“Só um pouco de dinheiro para comer!” — O dia em que a minha família se desfez na porta do supermercado

— Mãe, por favor, não ignores! — supliquei, sentindo o nó apertar-se-me na garganta enquanto aquela mulher, de lenço azul desbotado e olhos fundos, estendia a mão à porta do Pingo Doce. O cheiro a pão quente misturava-se com o frio cortante da manhã de janeiro em Braga. A minha mãe apertou-me o braço com força, sem me olhar nos olhos.

— Não temos nada para dar, Mariana. Anda, não te metas nisso — murmurou, tentando passar depressa, mas eu sentia o olhar da mulher cravar-se-me nas costas.

O meu pai vinha atrás, carrancudo, com a minha irmã mais nova pela mão. Tinha perdido o emprego há dois meses e cada ida ao supermercado era uma operação matemática: contas feitas de cabeça, lista reduzida ao essencial. Mas aquela mulher…

— Só um pouco de dinheiro para comer! — ela pediu de novo, a voz rouca, quase desesperada.

A minha irmã agarrou-se à perna do pai. — Pai, ela tem fome…

O meu pai parou. Olhou para a mulher, depois para mim. O orgulho dele era uma muralha. Sempre nos ensinou que pedir era humilhante, que se devia trabalhar para ter. Mas naquele momento, vi-lhe nos olhos algo diferente: talvez raiva, talvez medo de um dia ser ele ali.

— Não temos — disse ele secamente. Mas a mulher não desviou o olhar.

— Só um pão… — insistiu ela, baixando os olhos para os sapatos gastos.

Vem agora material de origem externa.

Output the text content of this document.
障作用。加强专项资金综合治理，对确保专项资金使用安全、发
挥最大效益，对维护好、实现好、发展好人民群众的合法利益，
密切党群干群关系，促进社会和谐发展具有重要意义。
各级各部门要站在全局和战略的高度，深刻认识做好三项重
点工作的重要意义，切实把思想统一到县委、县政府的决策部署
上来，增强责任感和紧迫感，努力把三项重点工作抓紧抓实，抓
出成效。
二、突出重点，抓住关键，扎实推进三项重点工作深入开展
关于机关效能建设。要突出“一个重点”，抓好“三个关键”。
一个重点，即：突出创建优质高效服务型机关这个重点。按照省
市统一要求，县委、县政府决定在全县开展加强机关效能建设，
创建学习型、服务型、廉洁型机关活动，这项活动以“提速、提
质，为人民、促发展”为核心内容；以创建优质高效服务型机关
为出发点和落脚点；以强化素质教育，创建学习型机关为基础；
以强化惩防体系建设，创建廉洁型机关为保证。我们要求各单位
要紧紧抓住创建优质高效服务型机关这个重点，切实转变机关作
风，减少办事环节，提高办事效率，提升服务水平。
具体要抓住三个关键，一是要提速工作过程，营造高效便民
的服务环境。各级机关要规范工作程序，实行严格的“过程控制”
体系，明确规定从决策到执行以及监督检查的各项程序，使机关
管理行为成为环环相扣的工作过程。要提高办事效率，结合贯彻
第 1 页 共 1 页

A minha mãe puxou-nos para dentro do supermercado. Lá dentro, o ambiente era outro: luzes fortes, música ambiente, pessoas apressadas com carrinhos cheios. Mas eu não conseguia esquecer o rosto dela.

— Mariana, não penses mais nisso — sussurrou a minha mãe enquanto escolhia batatas. — Não sabemos quem é aquela mulher. Há muita gente que finge precisar…

— Mas e se ela não estiver a fingir? — rebati, sentindo as lágrimas ameaçarem saltar.

O meu pai ouviu e bufou. — Isto agora está cheio de gente assim. Se dermos a todos, ficamos nós sem nada.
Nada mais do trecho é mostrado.